Il plisse les yeux, de plus en plus malaisé d'être ainsi mis à nu. "Silence, immonde femelle."
Son corps répond si vertement à mes provocations !... Et son sexe monte si haut devant chaque offense verbale !... Dieu merci, la soutane camoufle à merveille cet inconvénient majeur !...
"Qu'ai-je fait de toi, Rollo Flamm ?..."
Sa bouche crispe. "Cesse."
"Quand assumeras-tu enfin ta flamboyance et cette immense part d'ombre en toi ?..."
Il se félicite que nous ayons cette conversation en privé.
"Tu ne respectes rien, Rachel.
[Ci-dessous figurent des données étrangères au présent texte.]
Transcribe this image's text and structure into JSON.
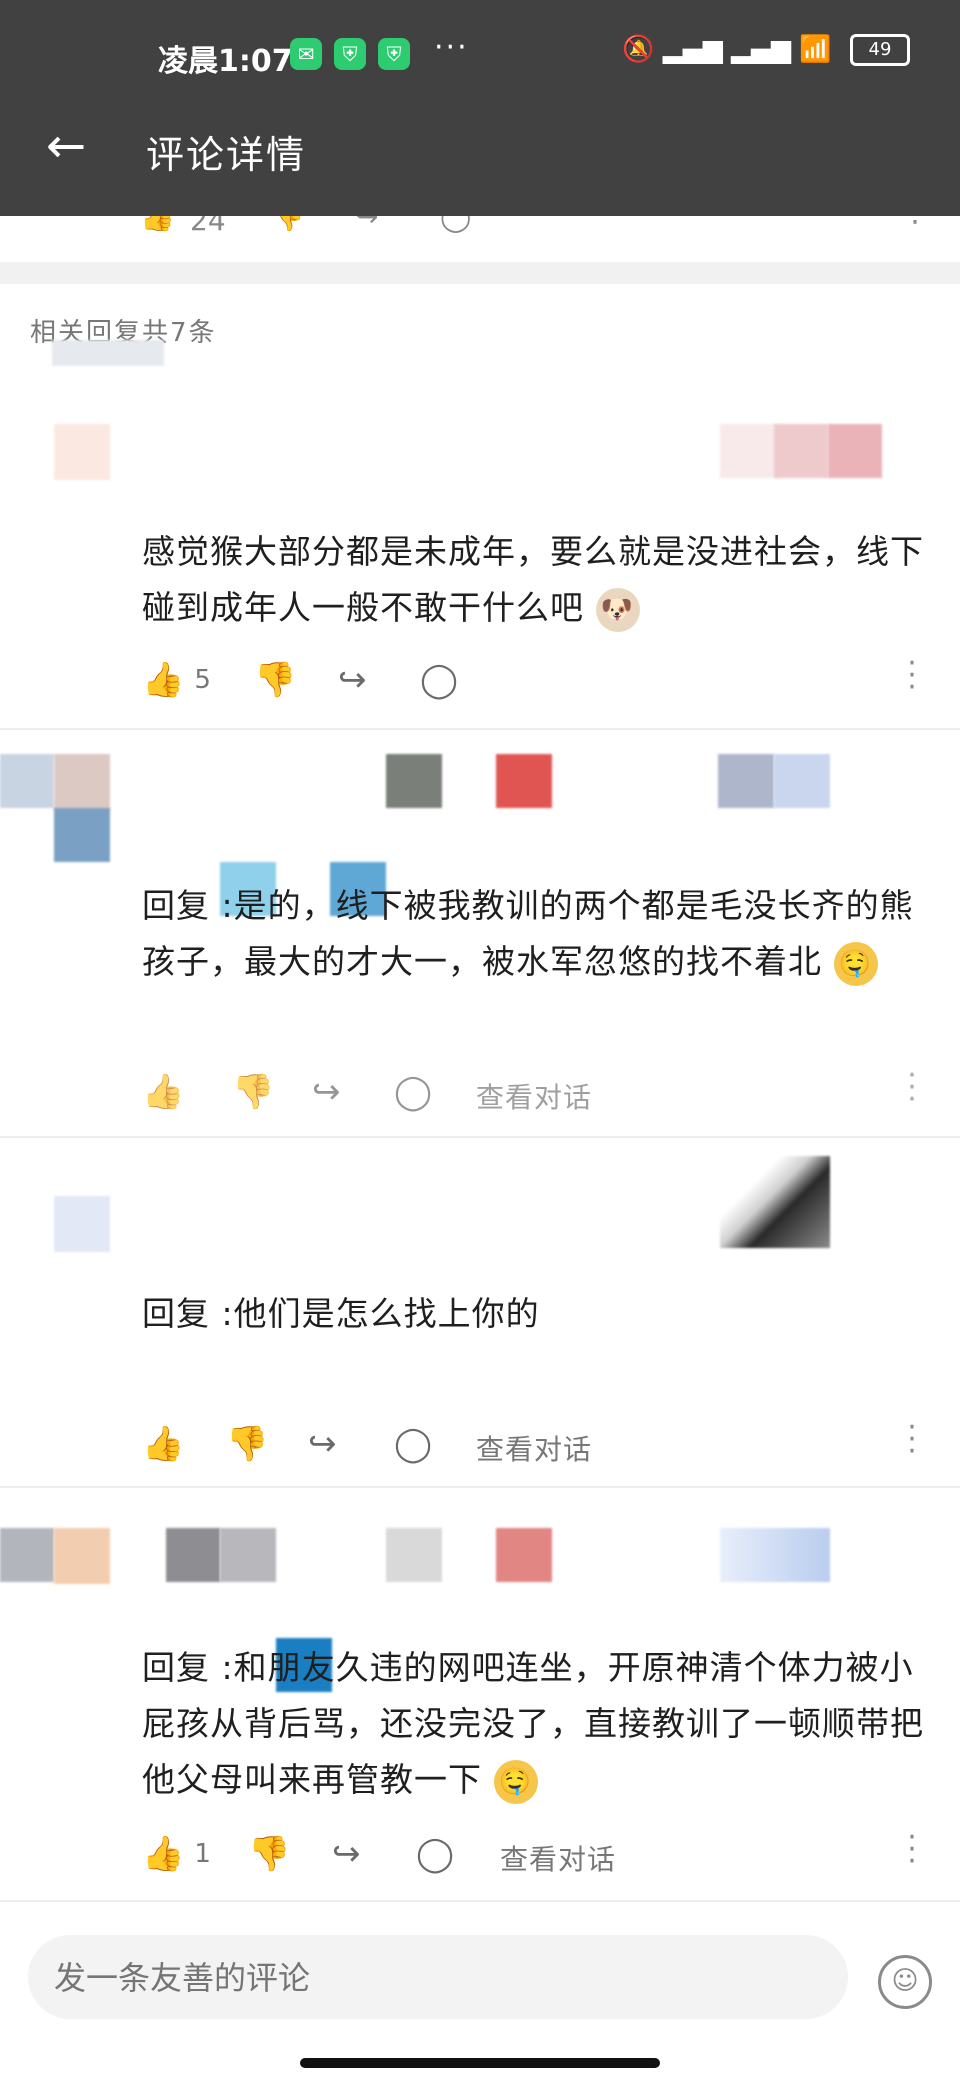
{
  "status_bar": {
    "time": "凌晨1:07",
    "dots": "···",
    "battery": "49"
  },
  "header": {
    "title": "评论详情"
  },
  "top_post_actions": {
    "like_count": "24"
  },
  "replies_header": "相关回复共7条",
  "comments": [
    {
      "text": "感觉猴大部分都是未成年，要么就是没进社会，线下碰到成年人一般不敢干什么吧",
      "like_count": "5"
    },
    {
      "text": "回复            :是的，线下被我教训的两个都是毛没长齐的熊孩子，最大的才大一，被水军忽悠的找不着北",
      "view_conversation": "查看对话"
    },
    {
      "text": "回复                              :他们是怎么找上你的",
      "view_conversation": "查看对话"
    },
    {
      "text": "回复             :和朋友久违的网吧连坐，开原神清个体力被小屁孩从背后骂，还没完没了，直接教训了一顿顺带把他父母叫来再管教一下",
      "like_count": "1",
      "view_conversation": "查看对话"
    }
  ],
  "input": {
    "placeholder": "发一条友善的评论"
  },
  "colors": {
    "header_bg": "#414141",
    "accent": "#2ecc71"
  }
}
Voilà une attitude qui ne me sied guère."
J'en souris. "Quelle charge d'une remarquable faiblesse !..." moqueuse.
Il crispe le poing. "Je sais parfaitement ce que tu tentes de faire, maudite femelle !..."
"Sais-tu à quel moment tu as été le plus flamboyant, Rollo, durant la Glorious Masquerade ?"
"J'ignore si..."
"Les deux fois où tu as tenté de passer Draconia par le feu." lui coupant la parole sans vergogne.
Son précieux mouchoir ripe un instant de sa bouche. Il me fixe, éberlué. "Tu n'as... aucun principe, Von Kreutzberg."
"Arrête de te cacher, Rollo Flamm. Par Hadès, soit l'homme que ta magie destine ! Flamboie, Rollo ! Pour l'amour de Notre Dame, cesse de te renier !"
"Dia... blesse... C'est à la façon des sirènes que tu... chantes mes louanges." de plus en plus heurté, ego commençant à rugir comme le feu, lui dessinant ce sourire, canines en évidence, masque ripant.
J'en fais le tour, prédatrice. "Penses-tu vraiment que si tu avais été cet étudiant frustré et irréprochable, Draconia et moi t'aurions seulement regardé... et désiré ? Laisse-toi aller, Rollo. Targue-toi d'avoir été celui qui a fait trembler de terreur Draconia !"
Il laisse tomber son mouchoir au sol et me rattrape pour me placer vertement devant lui, plongeant ses pupilles incandescentes dans les miennes, doigts crispés sur mes hanches, m'avisant. Le sourire que lui dessine cet ego démesuré lui offre un air particulièrement redoutable et perché. Le sang pulse tant dans sa jugulaire qu'elle se dessine en relief des deux côtés de son cou.
Ah ! Tout de même !...
"Remarquable..." donnant une pichenette à sa coiffe pour lui faire gagner le sol.